La palabra talismán de nuestra época es libertad . Una palabra talismán tiene el poder de prestigiar las palabras que se le avecinan y desprestigiar a las que se le oponen o parecen oponérsele. Hoy se da por supuesto -el manipulador nunca demuestra nada, da por supuesto lo que le conviene- que censura -todo tipo de censura- se opone siempre a libertad . En consecuencia, la palabra censura está actualmente desprestigiada. En cambio, las palabras independencia autonomía, democracia, cogestión van unidas con la palabra libertad y quedan convertidas, por ello, en una especie de términos talismán por adherencia.
El manipulador saca amplio partido de este poder de los términos talismán. Sabe que, al introducirlos en un discurso, el pueblo queda intimidado, no ejerce su poder crítico, acepta ingenuamente lo que se le proponga. Cuando, en cierto país europeo, se llevó a cabo una campaña a favor de la introducción de la ley abortista, el ministro responsable de tal ley intentó justificarla con este razonamiento: "La mujer tiene un cuerpo y hay que darle libertad para disponer de ese cuerpo y de cuanto en él acontezca". La afirmación de que "la mujer tiene un cuerpo" está pulverizada por la mejor filosofía desde hace casi un siglo. Ni la mujer ni el varón tenemos cuerpo somos corpóreos . Hay un abismo entre ambas expresiones. El verbo tener es adecuado cuando se refiere a realidadesposeíbles , es decir: objetos. Pero el cuerpo humano, el de la mujer y el del varón, no es algo poseíble, algo de lo que podamos disponer; es una vertiente de nuestro ser personal, como lo es el espíritu. Te doy la mano para saludarte y sientes en ella la vibración de mi afecto personal. Es toda mi persona la que te sale al encuentro. El hecho de que en la palma de mi mano vibre mi ser personal entero pone al trasluz que el cuerpo no es un objeto. No hay objeto, por excelente que sea, que tenga ese poder. El ministro intuyó sin duda que la frase "la mujer tiene un cuerpo" es muy endeble, no se sostiene en el estado actual de la investigación filosófica, y para dar fuerza a su argumento introdujo inmediatamente el término talismán libertad: "Hay que conceder libertad a la mujer para disponer de su cuerpo..." Sabía que, con la mera utilización de ese término supervalorado en el momento actual, millones de personas iban a replegarse tímidamente y a decirse: "No te opongas a esta proposición porque está la libertad en juego y serás a tachado de antidemócrata, de fascista, de ultra". Y así sucedió, efectivamente.

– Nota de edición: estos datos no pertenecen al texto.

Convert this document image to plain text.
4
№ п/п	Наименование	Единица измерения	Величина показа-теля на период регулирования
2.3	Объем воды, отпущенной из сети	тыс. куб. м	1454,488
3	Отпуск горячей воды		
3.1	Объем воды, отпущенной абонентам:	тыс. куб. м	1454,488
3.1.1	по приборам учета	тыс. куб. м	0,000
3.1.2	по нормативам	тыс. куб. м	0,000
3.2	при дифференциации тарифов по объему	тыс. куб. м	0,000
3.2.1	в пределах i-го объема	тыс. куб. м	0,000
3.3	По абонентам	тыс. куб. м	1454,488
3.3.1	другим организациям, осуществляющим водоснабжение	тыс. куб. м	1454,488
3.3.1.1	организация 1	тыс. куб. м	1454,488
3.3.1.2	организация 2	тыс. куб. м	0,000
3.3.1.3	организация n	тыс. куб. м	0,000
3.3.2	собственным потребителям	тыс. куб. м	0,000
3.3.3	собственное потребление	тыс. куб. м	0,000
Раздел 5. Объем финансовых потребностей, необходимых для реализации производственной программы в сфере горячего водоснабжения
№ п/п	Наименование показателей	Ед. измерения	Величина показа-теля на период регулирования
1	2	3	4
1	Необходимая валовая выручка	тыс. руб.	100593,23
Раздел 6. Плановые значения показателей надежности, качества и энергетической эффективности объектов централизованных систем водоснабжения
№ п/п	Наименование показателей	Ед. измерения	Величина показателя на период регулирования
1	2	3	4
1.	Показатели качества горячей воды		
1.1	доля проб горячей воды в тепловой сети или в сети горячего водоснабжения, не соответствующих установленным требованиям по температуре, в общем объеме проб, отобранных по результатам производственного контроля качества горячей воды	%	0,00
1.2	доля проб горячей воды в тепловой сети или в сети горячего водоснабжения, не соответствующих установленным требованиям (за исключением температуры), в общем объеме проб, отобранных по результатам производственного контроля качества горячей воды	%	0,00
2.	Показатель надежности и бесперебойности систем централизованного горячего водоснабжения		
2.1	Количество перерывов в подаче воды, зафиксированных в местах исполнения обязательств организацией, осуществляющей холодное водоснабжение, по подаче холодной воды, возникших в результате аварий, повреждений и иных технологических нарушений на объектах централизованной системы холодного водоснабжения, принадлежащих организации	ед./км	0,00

Si queremos ser de verdad libres interiormente, debemos perder el miedo al lenguaje manipulador y matizar el sentido de las palabras. El ministro no indicó a qué tipo de libertad se refería, porque la primera ley del demagogo es no matizar el lenguaje . De hecho aludía a la "libertad de maniobra", la libertad -en este caso- de maniobrar cada uno a su antojo respecto a la vida naciente: respetarla o eliminarla. La "libertad de maniobra" no es propiamente una forma de libertad; es, más bien, una condición para ser libre . Uno comienza a ser libre cuando, pudiendo elegir entre diversas posibilidades, -libertad de maniobra- opta por aquellas que le permiten desarrollar su personalidad de modo cabal -libertad creativa-. Pero una persona que utilice esalibertad de maniobra en contra del germen de vida que marcha aceleradamente hacia la plena constitución de un ser humano, ¿se orienta hacia la plenitud de su ser personal? Vivir personalmente es vivir fundando relaciones comunitarias, creando vínculos. El que rompe los vínculos fecundísimos con la vida que nace destruye de raíz su poder creador y, por tanto, bloquea su desarrollo como persona.

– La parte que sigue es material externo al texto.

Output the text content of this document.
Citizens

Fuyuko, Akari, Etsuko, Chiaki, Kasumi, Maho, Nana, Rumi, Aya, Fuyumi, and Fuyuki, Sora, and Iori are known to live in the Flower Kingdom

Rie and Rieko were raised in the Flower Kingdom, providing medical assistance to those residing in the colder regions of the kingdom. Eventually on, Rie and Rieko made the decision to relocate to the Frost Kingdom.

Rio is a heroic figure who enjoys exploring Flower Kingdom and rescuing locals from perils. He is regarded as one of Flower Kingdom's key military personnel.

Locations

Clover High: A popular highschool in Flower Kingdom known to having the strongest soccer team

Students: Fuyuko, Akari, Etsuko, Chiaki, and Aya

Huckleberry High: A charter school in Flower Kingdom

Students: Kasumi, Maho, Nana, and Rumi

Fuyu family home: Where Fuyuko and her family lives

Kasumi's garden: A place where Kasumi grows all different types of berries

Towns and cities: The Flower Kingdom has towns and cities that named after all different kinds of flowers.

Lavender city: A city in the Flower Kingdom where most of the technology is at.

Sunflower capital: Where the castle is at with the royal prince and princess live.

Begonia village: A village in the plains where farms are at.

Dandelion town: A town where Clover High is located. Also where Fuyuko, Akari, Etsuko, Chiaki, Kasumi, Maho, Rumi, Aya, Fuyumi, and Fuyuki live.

Todo esto se ve claramente cuando se reflexiona. Pero el demagogo, el tirano, el que desea conquistar el poder por la vía rápida de la manipulación opera con extrema celeridad para no dar tiempo a pensar y someter a reflexión detenida cada uno de los temas. Para ello no se detiene nunca a matizar los conceptos y justificar lo que afirma; lo da todo por consabido y lo expone con términos ambiguos, faltos de precisión. Ello le permite destacar en cada momento el aspecto de los conceptos que le interesa para su fines. Cuando subraya un aspecto, lo hace como si fuera el único, como si todo el alcance de un concepto se limitara a esa vertiente. De esa forma evita que las gentes a las que se dirige tengan suficientes elementos de juicio para clarificar las cuestiones por sí mismas y hacerse una idea serena y bien aquilatada de las cuestiones tratadas. Al no poder profundizar en una cuestión, el hombre está predispuesto a dejarse arrastrar. Es un árbol sin raíces que lo lleva cualquier viento, sobre todo si éste sopla a favor de las propias tendencias elementales. Para facilitar su labor de arrastre y seducción, el manipulador halaga las tendencias innatas de las gentes y se esfuerza en cegar su sentido crítico .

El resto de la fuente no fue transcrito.